本期发布术语热词:小样本文本分类(Few-shot text classification)
开篇导语:
本期发布术语热词:小样本文本分类(Few-shot text classification)。小样本文本分类专注于处理仅包含少量标注数据的文本分类任务,它是小样本学习的经典应用领域。

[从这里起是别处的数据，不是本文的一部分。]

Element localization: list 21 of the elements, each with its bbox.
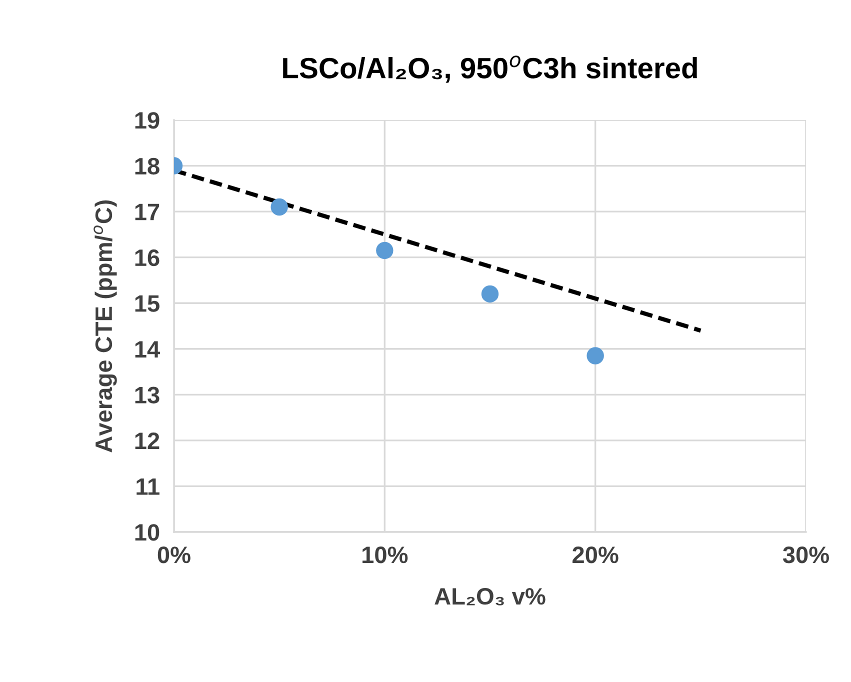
x-tick-label: 20% bbox=[572, 546, 618, 564]
y-tick-label: 11 bbox=[136, 478, 160, 495]
y-tick-label: 19 bbox=[135, 112, 160, 129]
point bbox=[481, 285, 499, 303]
point bbox=[376, 242, 394, 260]
chart-title: LSCo/Al₂O₃, 950$^{o}$C3h sintered bbox=[283, 56, 697, 83]
y-tick-label: 12 bbox=[135, 432, 160, 449]
y-tick-label: 10 bbox=[135, 524, 160, 541]
y-tick-label: 14 bbox=[135, 341, 160, 358]
x-tick-label: 10% bbox=[362, 546, 408, 564]
y-tick-label: 16 bbox=[135, 249, 160, 266]
y-tick-label: 13 bbox=[135, 386, 160, 404]
point bbox=[270, 198, 288, 216]
x-axis-title: AL₂O₃ v% bbox=[434, 588, 546, 606]
point bbox=[586, 347, 604, 364]
y-tick-label: 15 bbox=[135, 295, 160, 312]
x-tick-label: 30% bbox=[782, 546, 830, 564]
x-tick-label: 0% bbox=[158, 546, 190, 564]
y-tick-label: 18 bbox=[135, 158, 160, 175]
y-tick-label: 17 bbox=[135, 204, 160, 220]
y-axis-title: Average CTE (ppm/$^{o}$C) bbox=[94, 200, 117, 452]
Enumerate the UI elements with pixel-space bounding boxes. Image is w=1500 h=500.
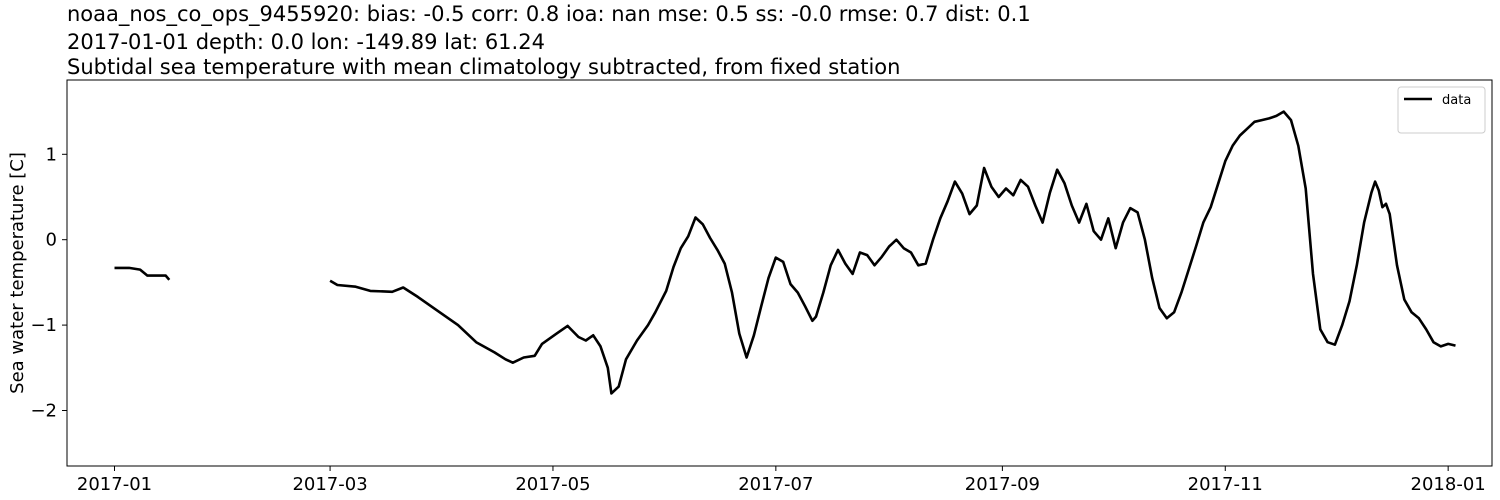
x-tick-label: 2017-11 xyxy=(1188,474,1263,495)
series-data-line-2 xyxy=(329,110,1456,395)
y-axis: −2 −1 0 1 xyxy=(30,144,67,421)
legend: data xyxy=(1397,86,1486,134)
y-tick-label: −1 xyxy=(30,315,57,336)
x-tick-label: 2017-03 xyxy=(292,474,367,495)
chart-title-station: 2017-01-01 depth: 0.0 lon: -149.89 lat: … xyxy=(67,30,545,54)
chart-title-metrics: noaa_nos_co_ops_9455920: bias: -0.5 corr… xyxy=(67,2,1031,26)
x-axis: 2017-01 2017-03 2017-05 2017-07 2017-09 2017-… xyxy=(77,466,1486,495)
chart-title-description: Subtidal sea temperature with mean clima… xyxy=(67,55,901,79)
x-tick-label: 2018-01 xyxy=(1411,474,1486,495)
y-tick-label: 1 xyxy=(46,144,57,165)
x-tick-label: 2017-05 xyxy=(515,474,590,495)
series-data-line-1 xyxy=(114,266,171,281)
legend-label-data: data xyxy=(1442,93,1471,108)
y-axis-label: Sea water temperature [C] xyxy=(7,152,28,394)
x-tick-label: 2017-01 xyxy=(77,474,152,495)
x-tick-label: 2017-07 xyxy=(738,474,813,495)
y-tick-label: 0 xyxy=(46,230,57,251)
plot-frame xyxy=(66,79,1493,467)
y-tick-label: −2 xyxy=(30,400,57,421)
x-tick-label: 2017-09 xyxy=(965,474,1040,495)
plot-area xyxy=(114,110,1456,395)
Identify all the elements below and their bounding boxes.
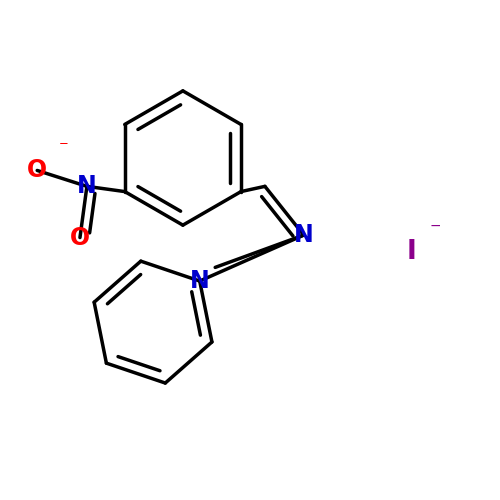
Text: $^{-}$: $^{-}$	[58, 138, 69, 156]
Text: N: N	[294, 223, 314, 247]
Text: N: N	[190, 269, 210, 293]
Text: I: I	[406, 240, 416, 266]
Text: $^{-}$: $^{-}$	[429, 221, 441, 240]
Text: O: O	[27, 158, 48, 182]
Text: N: N	[77, 174, 97, 199]
Text: O: O	[70, 226, 90, 250]
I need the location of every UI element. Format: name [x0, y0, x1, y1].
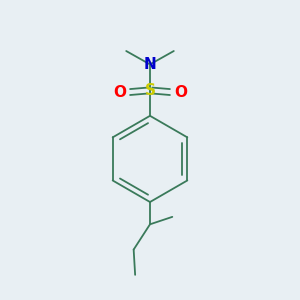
Text: S: S: [145, 83, 155, 98]
Text: O: O: [113, 85, 126, 100]
Text: O: O: [174, 85, 187, 100]
Text: N: N: [144, 57, 156, 72]
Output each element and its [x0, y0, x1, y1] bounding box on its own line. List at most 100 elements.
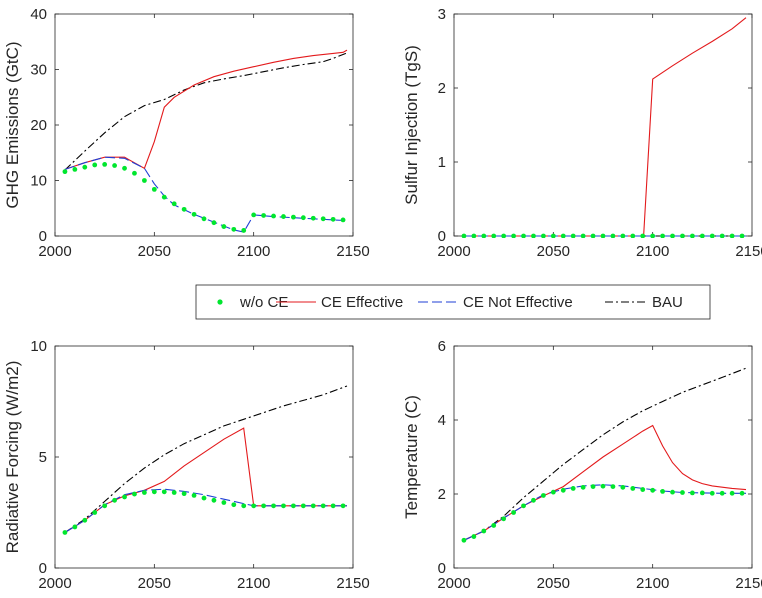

小样本文本分类(Few-shot text classification)
作者:王雅晴(百度研究院),姚权铭(清华大学)
InfoBox:
中文名:小样本文本分类/少样本文本分类
外文名:Few-shot text classification
学科:自然语言处理、机器学习
实质:学习如何快速泛化到仅包含少量标注数据的文本分类任务。
基本简介:
文本分类是自然语言处理领域的基本问题,它的研究目标是设计模型为每条文本(如一个句子,一个段落或一篇文章)分配类别标签。现有文本分类方法[1]大多为深度模型,需要大量标注数据用于训练。然而,高质量的标注数据是稀缺资源[2]。小样本文本分类应运而生,专注于处理仅包含少量标注数据的文本分类任务。
研究概况:
小样本文本分类是小样本学习的经典应用领域。小样本学习[3]研究如何快速泛化到仅包含几个标注数据的新任务,能够降低大规模监督数据的收集、处理和计算成本,使得稀缺、新兴任务的学习和挖掘成为可能,是理解人工智能和人类学习之间差异的重要一环。小样本学习的核心问题,是少量标注数据无法获得可靠的经验风险最小化(empirical risk minimization)的模型[3]。因此,除了少量标注数据,小样本学习需要借助先验知识(prior knowledge),即指『任何学习者在看到训练数据前就已知的信息』。根据使用先验知识改变了学习的哪个阶段,现有的小样本文本分类方法可以分成以下三类(图1):数据:先验知识被用来进行数据增强,使标记样本增多到足够被标准模型和算法学习。样本增多的方式主要有三种:使用生成模型合成新样本[4],训练模型从大量无标注数据中挑选相似样本并打上标签[5]。模型:先验知识被用来限制模型假设(函数)空间的复杂度,从而使得少量标注样本已经足够训练假设空间中的合适模型。其中,多任务学习同时学习多个相关的任务以捕捉不同任务间的共性,并允许每个任务有不同参数结构来保留特定信息[6]。度量学习将样本投影到一个相似样本距离近、不相似样本易于分辨的低维子空间中,并根据相似度函数度量嵌入间的相似度对样本进行分类[7]。记忆增强模型则学习一个映射函数将小样本中的知识抽取到记忆模块中[8]。算法:先验知识被用来指导如何在假设空间中搜索最合适假设的参数,如从何处开始搜(学习参数的初始值),以及往哪个方向以什么速度搜(学习优化器)。模型一般通过(随机)梯度下降来优化参数。若标记样本有限,一方面优化迭代次数受限无法收敛到合适的值,另一方面也很容易使模型过拟合。在小样本文本分类任务上,这类技术又可细分为两种:精炼来自其他任务的参数和精炼元学习(meta learning)的参数。精炼来自其他任务的参数主要研究如何将训练自大语料无标注数据的预训练语言模型如BERT[9]、ERNIE[10]等用于当前小样本文本分类任务,如设计有效的模型微调技术(fine-tuning)[11]。特别的,提示学习技术(prompt-based learning)[12]是当前研究的热点方向。它将文本分类任务重构成预训练模型的训练任务,从而使得模型预训练和微调阶段的目标函数更匹配,在包括小样本文本分类在内的一系列自然语言处理任务上展现了有效性[13,14]。精炼元学习的参数则通过元学习从大量相关任务中捕捉通用信息,由元学习器为每个任务提供参数初始值,并通过提供的少量标注数据来微调参数来融入新任务的特有信息[15]。当下,小样本文本分类的研究趋势包括:
(1)现有模型通常汇报不同实验设定及数据的结果,设计合理的基线数据集将便于比较不同方法的实际效果。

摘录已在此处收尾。